27/07/25
BBC iPlayer
Here’s that rarest of things: a full length, original film (as opposed to a TV series) from the BBC. A film, moreover, scripted by veteran playwright, Jimmy McGovern, who has been creating his his own brand of Liverpool-based drama since the early 1980s. Unforgivable, as the name suggests, makes for harrowing viewing. Indeed, it’s so unremittingly bleak that I find myself wondering if any of the central characters are going to catch a break somewhere down the line, but happily the story’s conclusion does at least offer a hint of redemption for its protagonist.

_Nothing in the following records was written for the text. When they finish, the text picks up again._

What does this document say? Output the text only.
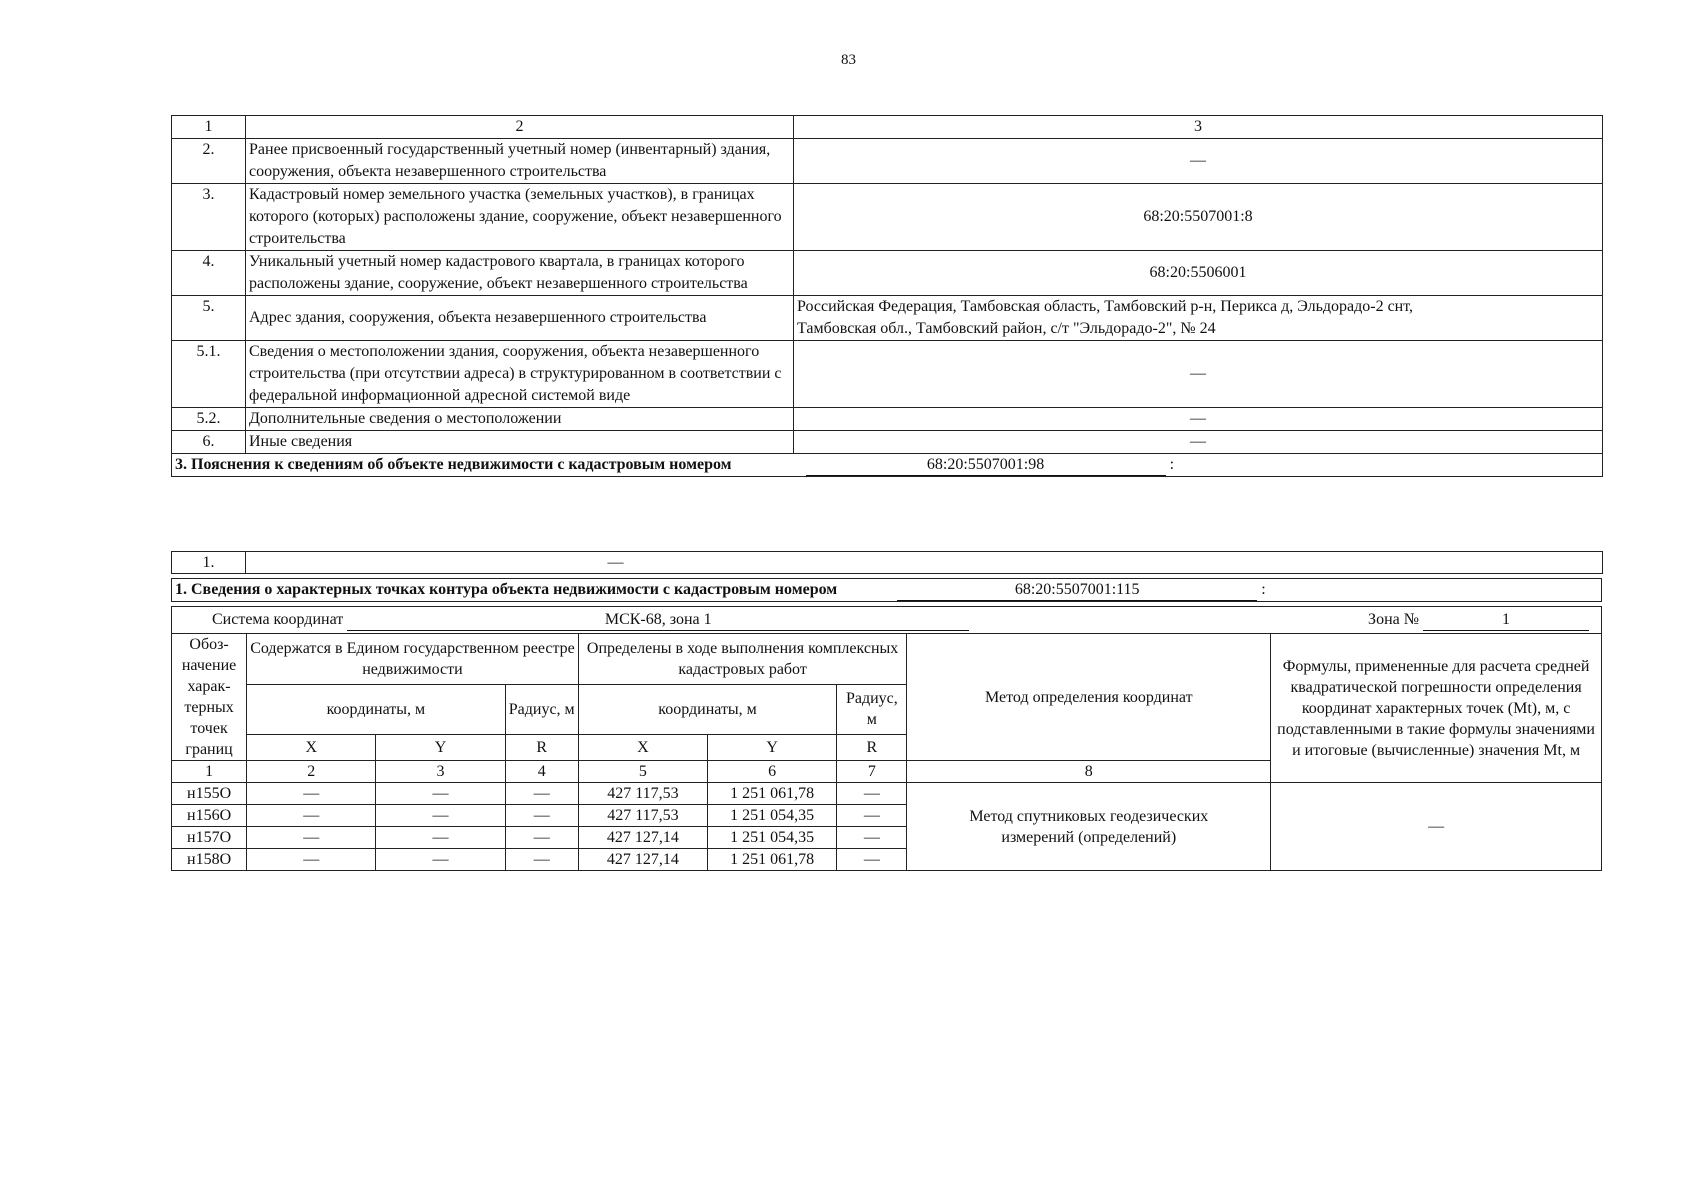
83
1	2	3
2.	Ранее присвоенный государственный учетный номер (инвентарный) здания, сооружения, объекта незавершенного строительства	—
3.	Кадастровый номер земельного участка (земельных участков), в границах которого (которых) расположены здание, сооружение, объект незавершенного строительства	68:20:5507001:8
4.	Уникальный учетный номер кадастрового квартала, в границах которого расположены здание, сооружение, объект незавершенного строительства	68:20:5506001
5.	Адрес здания, сооружения, объекта незавершенного строительства	Российская Федерация, Тамбовская область, Тамбовский р-н, Периксa д, Эльдорадо-2 снт,
Тамбовская обл., Тамбовский район, с/т "Эльдорадо-2", № 24

5.1.	Сведения о местоположении здания, сооружения, объекта незавершенного строительства (при отсутствии адреса) в структурированном в соответствии с федеральной информационной адресной системой виде	—
5.2.	Дополнительные сведения о местоположении	—
6.	Иные сведения	—
3. Пояснения к сведениям об объекте недвижимости с кадастровым номером 68:20:5507001:98 :		
1.	—
1. Сведения о характерных точках контура объекта недвижимости с кадастровым номером	68:20:5507001:115	:
Система координат МСК-68, зона 1 Зона № 1								

Обоз-начение харак-терных точек границ	Содержатся в Едином государственном реестре недвижимости			Определены в ходе выполнения комплексных кадастровых работ			Метод определения координат	Формулы, примененные для расчета средней квадратической погрешности определения координат характерных точек (Mt), м, с подставленными в такие формулы значениями и итоговые (вычисленные) значения Mt, м
	координаты, м		Радиус, м	координаты, м		Радиус, м		
	X	Y	R	X	Y	R		
1	2	3	4	5	6	7	8	
н155О	—	—	—	427 117,53	1 251 061,78	—	Метод спутниковых геодезических измерений (определений)	—
н156О	—	—	—	427 117,53	1 251 054,35	—		
н157О	—	—	—	427 127,14	1 251 054,35	—		
н158О	—	—	—	427 127,14	1 251 061,78	—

He is Joe (Bobby Schofield), a young man currently serving out a prison sentence for sexually abusing his teenage nephew, Tom (Austin Haynes). Since the incident, Tom has become electively mute, saying no more than ‘yes’ or ‘no.’ Joe is hated by just about everybody he encounters and that includes his sister, Anna (Anna Friel), who is struggling to cope with her traumatised son and his older brother, while desperately attempting to hang on to her job at a local supermarket. But then Joe and Anna’s mum dies, just as Joe’s parole comes up. He is summarily informed that he cannot return to the area where the abuse took place, not even to attend his own mother’s funeral.

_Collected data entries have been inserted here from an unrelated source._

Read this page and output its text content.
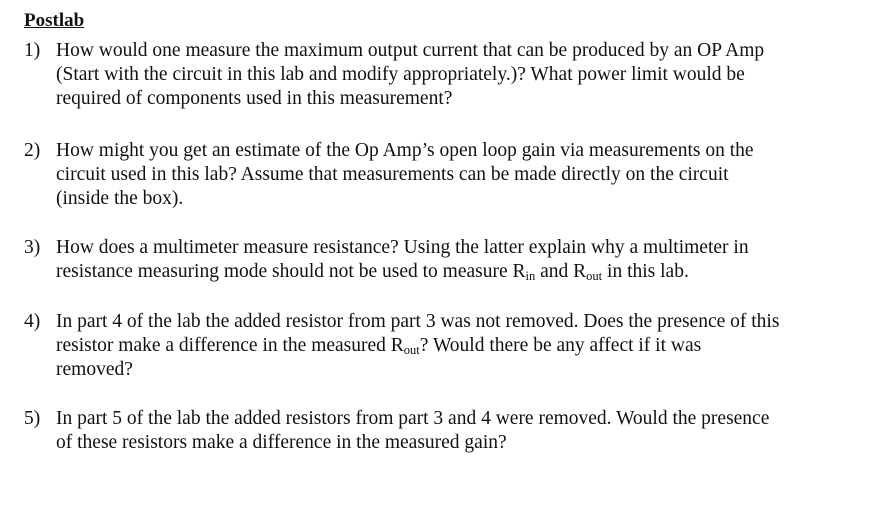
Postlab
1) How would one measure the maximum output current that can be produced by an OP Amp
(Start with the circuit in this lab and modify appropriately.)? What power limit would be
required of components used in this measurement?
2) How might you get an estimate of the Op Amp’s open loop gain via measurements on the
circuit used in this lab? Assume that measurements can be made directly on the circuit
(inside the box).
3) How does a multimeter measure resistance? Using the latter explain why a multimeter in
resistance measuring mode should not be used to measure $R_{in}$ and $R_{out}$ in this lab.
4) In part 4 of the lab the added resistor from part 3 was not removed. Does the presence of this
resistor make a difference in the measured $R_{out}$? Would there be any affect if it was
removed?
5) In part 5 of the lab the added resistors from part 3 and 4 were removed. Would the presence
of these resistors make a difference in the measured gain?
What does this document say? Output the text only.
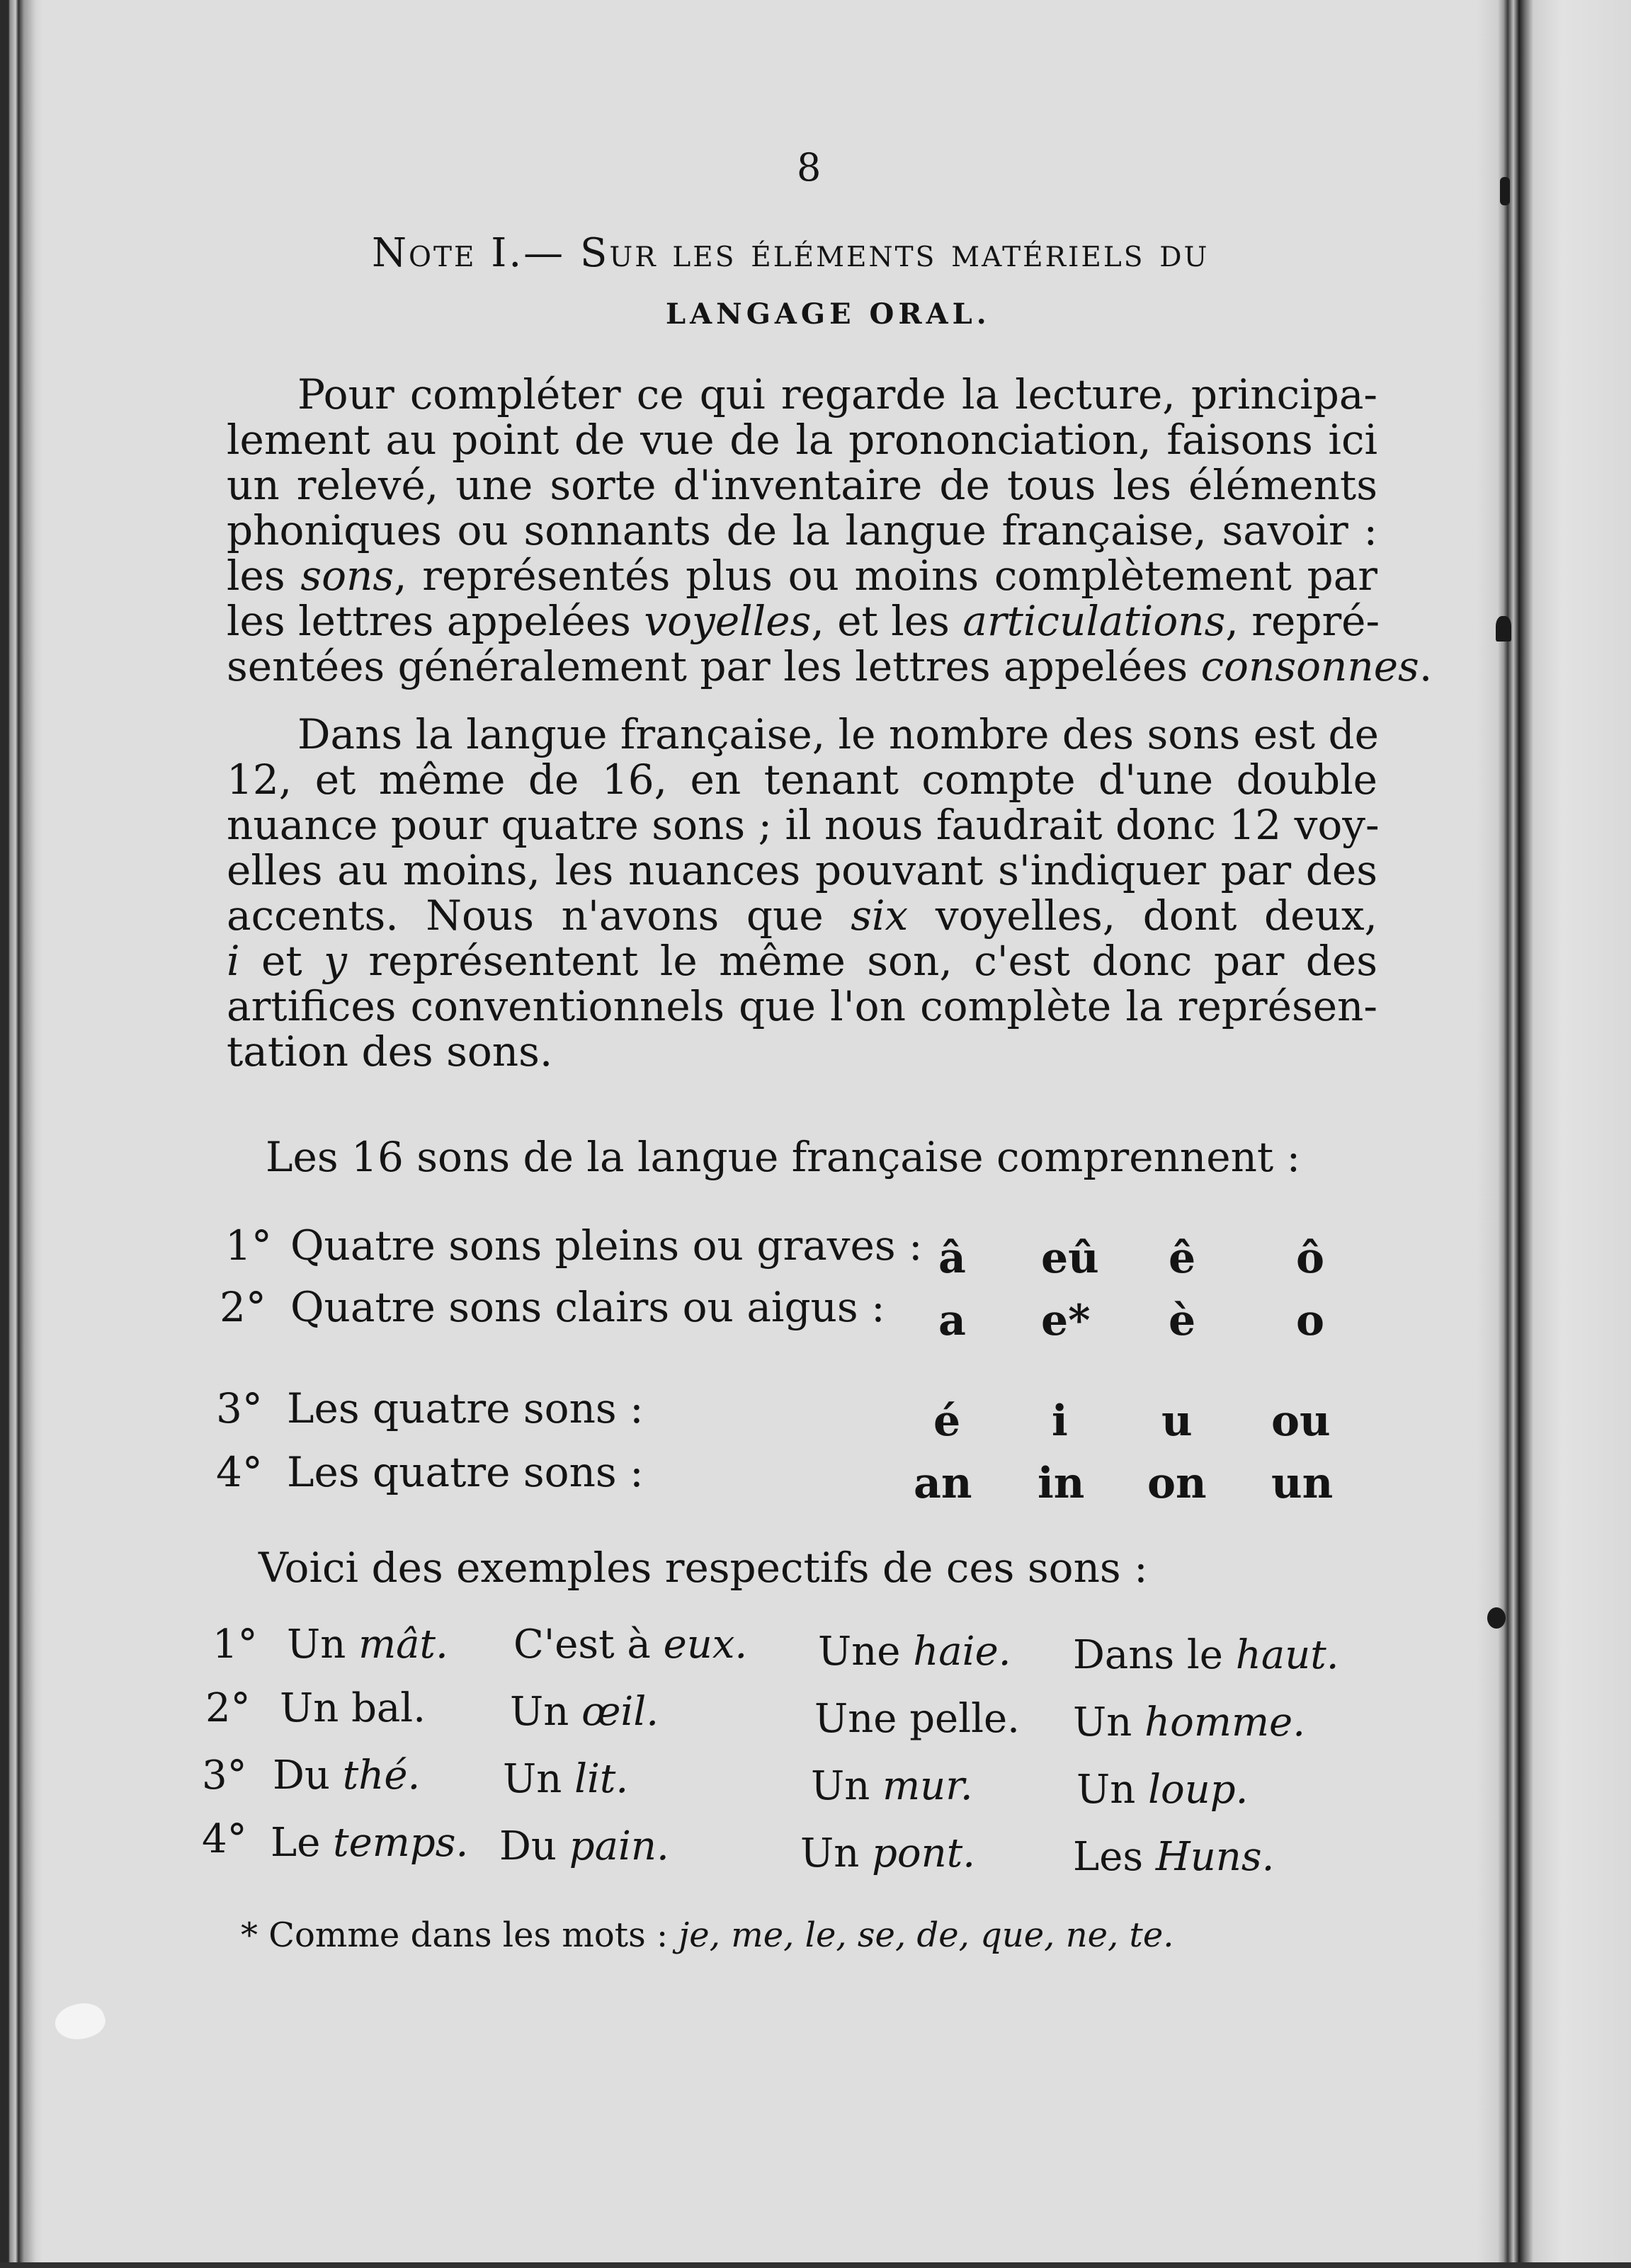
8
Note I.— Sur les éléments matériels du
LANGAGE ORAL.
Pour compléter ce qui regarde la lecture, principa-
lement au point de vue de la prononciation, faisons ici
un relevé, une sorte d'inventaire de tous les éléments
phoniques ou sonnants de la langue française, savoir :
les sons, représentés plus ou moins complètement par
les lettres appelées voyelles, et les articulations, repré-
sentées généralement par les lettres appelées consonnes.
Dans la langue française, le nombre des sons est de
12, et même de 16, en tenant compte d'une double
nuance pour quatre sons ; il nous faudrait donc 12 voy-
elles au moins, les nuances pouvant s'indiquer par des
accents. Nous n'avons que six voyelles, dont deux,
i et y représentent le même son, c'est donc par des
artifices conventionnels que l'on complète la représen-
tation des sons.
Les 16 sons de la langue française comprennent :
1° Quatre sons pleins ou graves : â eû ê ô
2° Quatre sons clairs ou aigus : a e* è o
3° Les quatre sons :	é i u ou
4° Les quatre sons :	an in on un
Voici des exemples respectifs de ces sons :
1° Un mât. C'est à eux. Une haie. Dans le haut.
2° Un bal. Un œil.	Une pelle. Un homme.
3° Du thé. Un lit.	Un mur.	Un loup.
4° Le temps. Du pain.	Un pont. Les Huns.
* Comme dans les mots : je, me, le, se, de, que, ne, te.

Former nun, Katherine (Anna Maxwell Martin), takes pity on Joe and accepts him into her halfway house. She also invites him to talk about his issues and, in returning to the subject of Tom’s abuse, Joe realises that in many ways he is as much a victim as a perpetrator…
All the time-honoured elements of a McGovern script are in place: a thorny central premise with no easy solution, a raft of superb performances – Haynes is particularly impressive, managing to convey utter misery despite having barely any dialogue – and Schofield too evokes our sympathy. Here is a man who has come to despise himself so much that, when pursued by a angry mob of vengeful thugs, he chooses to turn and accept his punishment. Friel utterly convinces as a woman pushed to the edge of reason and David Threlfall does his usual wonderful job as her father, Brian: quiet, brooding and terribly conflicted by something in his own recent past.

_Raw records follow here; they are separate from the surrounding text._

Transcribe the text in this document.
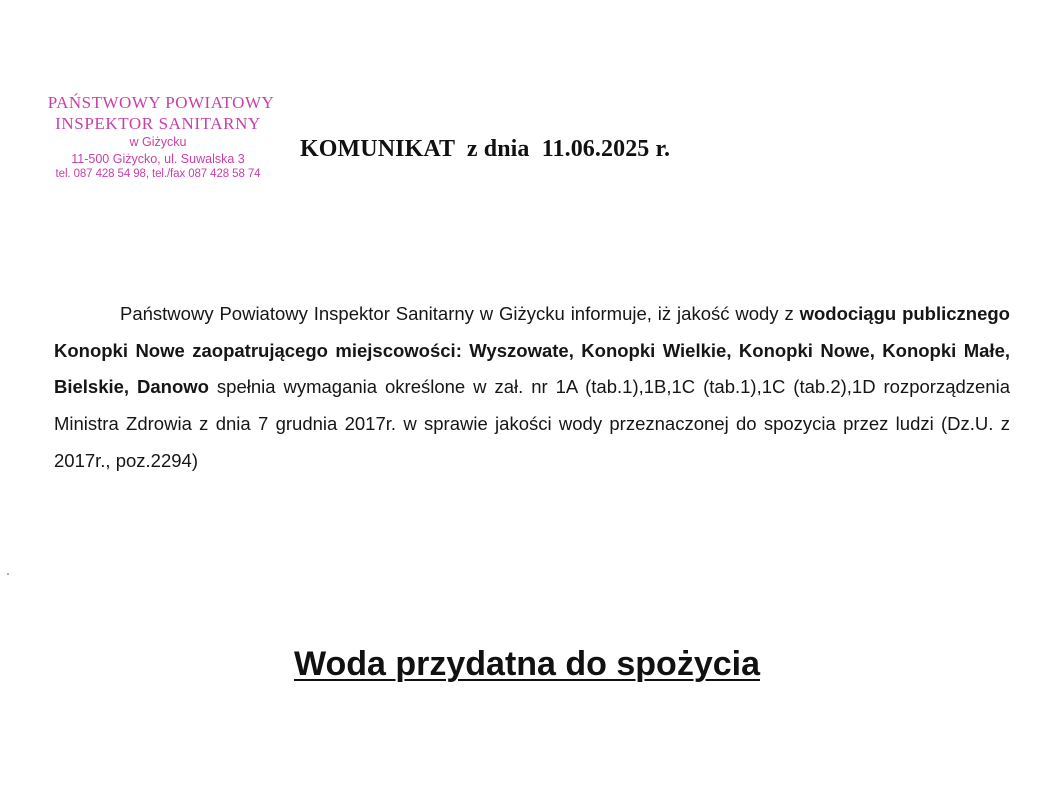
PAŃSTWOWY POWIATOWY
INSPEKTOR SANITARNY
w Giżycku
11-500 Giżycko, ul. Suwalska 3
tel. 087 428 54 98, tel./fax 087 428 58 74
KOMUNIKAT z dnia 11.06.2025 r.
Państwowy Powiatowy Inspektor Sanitarny w Giżycku informuje, iż jakość wody z wodociągu publicznego Konopki Nowe zaopatrującego miejscowości: Wyszowate, Konopki Wielkie, Konopki Nowe, Konopki Małe, Bielskie, Danowo spełnia wymagania określone w zał. nr 1A (tab.1),1B,1C (tab.1),1C (tab.2),1D rozporządzenia Ministra Zdrowia z dnia 7 grudnia 2017r. w sprawie jakości wody przeznaczonej do spozycia przez ludzi (Dz.U. z 2017r., poz.2294)
Woda przydatna do spożycia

This compelling drama, sensitively directed by Julia Ford, has a central question at the heart of it. Do men who are abused as children and then go on to abuse others deserve any sympathy? McGovern never really provides a cogent answer, nor do I think he ever intended to. But there’s no denying that this powerful drama raises the issue with enough conviction to make us ponder if we really have the right to deny forgiveness.